Como saber o que você não gosta pode despertar sua paixão

Meus pais me aconselharam desde cedo a seguir minha paixão. Eles me encorajaram a me superar com o melhor de minhas habilidades, mas nunca me forçaram a seguir uma carreira em particular. Isso resultou em mim tentando minha sorte em muitas funções diferentes, entre elas jogador profissional de pôquer, professor, contador de cartas, barman, engenheiro aeroespacial e - mais recentemente - executivo de startup de tecnologia.

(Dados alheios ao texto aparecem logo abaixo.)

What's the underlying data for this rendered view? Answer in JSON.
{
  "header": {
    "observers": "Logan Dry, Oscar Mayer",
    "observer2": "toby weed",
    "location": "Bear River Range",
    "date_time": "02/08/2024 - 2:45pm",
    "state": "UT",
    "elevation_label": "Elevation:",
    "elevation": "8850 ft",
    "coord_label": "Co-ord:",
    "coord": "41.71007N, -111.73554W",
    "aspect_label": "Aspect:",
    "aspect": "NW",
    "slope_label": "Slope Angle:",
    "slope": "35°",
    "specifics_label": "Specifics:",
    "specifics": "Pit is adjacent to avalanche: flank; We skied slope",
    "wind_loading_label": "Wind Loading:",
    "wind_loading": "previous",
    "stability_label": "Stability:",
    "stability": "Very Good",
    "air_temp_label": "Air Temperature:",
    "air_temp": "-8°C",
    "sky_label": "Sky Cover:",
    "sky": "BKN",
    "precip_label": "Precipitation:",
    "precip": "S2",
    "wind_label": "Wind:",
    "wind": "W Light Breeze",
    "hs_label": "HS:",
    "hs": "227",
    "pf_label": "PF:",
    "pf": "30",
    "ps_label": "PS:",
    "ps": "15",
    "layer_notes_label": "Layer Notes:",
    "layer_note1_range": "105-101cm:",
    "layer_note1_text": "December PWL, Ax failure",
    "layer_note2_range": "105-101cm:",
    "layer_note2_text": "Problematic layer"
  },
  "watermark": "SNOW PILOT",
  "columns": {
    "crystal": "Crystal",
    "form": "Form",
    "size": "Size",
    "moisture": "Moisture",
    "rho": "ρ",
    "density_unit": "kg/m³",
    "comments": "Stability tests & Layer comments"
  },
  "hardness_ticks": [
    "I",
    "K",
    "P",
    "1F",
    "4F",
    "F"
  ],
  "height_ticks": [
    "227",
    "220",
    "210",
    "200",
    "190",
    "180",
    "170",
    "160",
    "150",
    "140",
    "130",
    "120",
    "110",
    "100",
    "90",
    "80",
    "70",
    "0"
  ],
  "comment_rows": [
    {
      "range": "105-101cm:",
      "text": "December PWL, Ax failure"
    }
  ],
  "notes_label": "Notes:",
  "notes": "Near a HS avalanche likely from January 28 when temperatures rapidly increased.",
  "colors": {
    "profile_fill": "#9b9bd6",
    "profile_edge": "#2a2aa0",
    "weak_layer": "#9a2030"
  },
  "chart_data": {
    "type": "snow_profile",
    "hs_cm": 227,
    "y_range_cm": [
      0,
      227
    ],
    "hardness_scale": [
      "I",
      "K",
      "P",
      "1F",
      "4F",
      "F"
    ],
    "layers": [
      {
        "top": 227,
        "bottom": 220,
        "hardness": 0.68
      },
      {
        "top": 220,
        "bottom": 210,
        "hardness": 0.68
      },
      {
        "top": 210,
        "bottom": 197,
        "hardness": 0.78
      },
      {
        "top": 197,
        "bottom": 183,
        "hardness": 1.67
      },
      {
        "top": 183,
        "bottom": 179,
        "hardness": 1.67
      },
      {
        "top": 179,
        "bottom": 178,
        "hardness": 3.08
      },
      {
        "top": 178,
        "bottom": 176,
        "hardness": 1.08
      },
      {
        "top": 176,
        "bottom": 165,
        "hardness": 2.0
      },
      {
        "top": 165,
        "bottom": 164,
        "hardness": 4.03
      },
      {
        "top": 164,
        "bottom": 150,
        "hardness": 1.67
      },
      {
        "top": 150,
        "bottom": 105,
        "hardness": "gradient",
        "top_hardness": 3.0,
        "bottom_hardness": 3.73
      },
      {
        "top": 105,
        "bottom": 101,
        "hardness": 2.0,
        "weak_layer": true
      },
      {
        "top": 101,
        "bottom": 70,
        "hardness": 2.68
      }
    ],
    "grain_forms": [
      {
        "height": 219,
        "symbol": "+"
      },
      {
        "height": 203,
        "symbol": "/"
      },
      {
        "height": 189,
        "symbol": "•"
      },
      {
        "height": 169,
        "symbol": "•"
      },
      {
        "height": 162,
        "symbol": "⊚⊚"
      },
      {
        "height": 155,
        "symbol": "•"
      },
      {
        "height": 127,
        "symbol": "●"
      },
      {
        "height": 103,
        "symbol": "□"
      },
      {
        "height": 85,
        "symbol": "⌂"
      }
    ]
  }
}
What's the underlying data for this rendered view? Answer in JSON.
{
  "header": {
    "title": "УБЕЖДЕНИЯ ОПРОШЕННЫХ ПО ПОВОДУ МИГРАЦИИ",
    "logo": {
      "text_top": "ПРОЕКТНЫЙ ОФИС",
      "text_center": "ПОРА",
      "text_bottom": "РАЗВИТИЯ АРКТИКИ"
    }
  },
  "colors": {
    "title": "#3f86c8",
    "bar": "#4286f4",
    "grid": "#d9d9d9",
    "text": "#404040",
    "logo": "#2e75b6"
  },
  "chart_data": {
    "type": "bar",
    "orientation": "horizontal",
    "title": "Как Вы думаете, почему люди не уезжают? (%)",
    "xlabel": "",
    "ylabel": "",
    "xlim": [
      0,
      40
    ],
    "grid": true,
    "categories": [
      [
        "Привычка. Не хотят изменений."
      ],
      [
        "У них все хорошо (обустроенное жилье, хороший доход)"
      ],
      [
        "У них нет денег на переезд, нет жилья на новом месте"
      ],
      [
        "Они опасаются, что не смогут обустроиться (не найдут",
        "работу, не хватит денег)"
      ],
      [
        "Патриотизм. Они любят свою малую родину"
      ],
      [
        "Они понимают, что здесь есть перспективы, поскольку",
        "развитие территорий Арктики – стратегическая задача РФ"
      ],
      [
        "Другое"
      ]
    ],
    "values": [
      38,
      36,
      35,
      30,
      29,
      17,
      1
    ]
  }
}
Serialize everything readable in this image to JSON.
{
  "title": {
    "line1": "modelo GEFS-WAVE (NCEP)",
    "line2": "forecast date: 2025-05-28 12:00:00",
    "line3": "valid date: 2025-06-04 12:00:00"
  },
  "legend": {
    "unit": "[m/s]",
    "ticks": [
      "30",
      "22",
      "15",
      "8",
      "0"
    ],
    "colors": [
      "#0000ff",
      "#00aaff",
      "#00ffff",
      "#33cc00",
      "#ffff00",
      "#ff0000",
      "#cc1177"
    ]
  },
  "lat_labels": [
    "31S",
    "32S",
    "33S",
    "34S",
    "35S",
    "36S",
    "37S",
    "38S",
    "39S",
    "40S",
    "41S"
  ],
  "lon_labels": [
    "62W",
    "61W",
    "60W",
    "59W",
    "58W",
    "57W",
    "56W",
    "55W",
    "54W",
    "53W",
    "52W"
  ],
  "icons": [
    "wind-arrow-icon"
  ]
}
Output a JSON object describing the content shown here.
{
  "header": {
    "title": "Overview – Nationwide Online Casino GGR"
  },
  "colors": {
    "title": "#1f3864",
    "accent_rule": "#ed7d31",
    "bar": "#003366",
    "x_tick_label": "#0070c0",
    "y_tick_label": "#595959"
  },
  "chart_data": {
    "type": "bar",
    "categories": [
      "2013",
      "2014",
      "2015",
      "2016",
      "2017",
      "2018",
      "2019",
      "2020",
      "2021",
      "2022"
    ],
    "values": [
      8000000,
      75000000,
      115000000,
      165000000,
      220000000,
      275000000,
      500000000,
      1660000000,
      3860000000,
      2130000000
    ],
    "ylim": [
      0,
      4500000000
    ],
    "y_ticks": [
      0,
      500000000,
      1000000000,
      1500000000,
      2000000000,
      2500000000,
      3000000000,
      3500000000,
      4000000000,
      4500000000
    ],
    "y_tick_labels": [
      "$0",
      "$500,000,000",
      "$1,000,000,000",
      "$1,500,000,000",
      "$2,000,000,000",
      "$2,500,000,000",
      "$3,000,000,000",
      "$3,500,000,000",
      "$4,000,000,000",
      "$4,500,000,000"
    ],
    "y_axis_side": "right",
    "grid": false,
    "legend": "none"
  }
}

O fato é que o caminho para encontrar uma carreira que você ama raramente é uma linha reta. Seus valores essenciais provavelmente não mudarão muito ao longo de sua vida adulta, mas seus interesses podem, e suas habilidades certamente irão. Então, quando alguém lhe diz para seguir sua paixão, o conselho não é inerentemente errado. Está simplesmente incompleto.

Saber o que você gosta em uma carreira é essencial, mas saber o que você não gosta é ainda mais crucial e possivelmente mais fácil de determinar. Portanto, da próxima vez que você se perguntar se está na carreira que deseja, pergunte-se o seguinte.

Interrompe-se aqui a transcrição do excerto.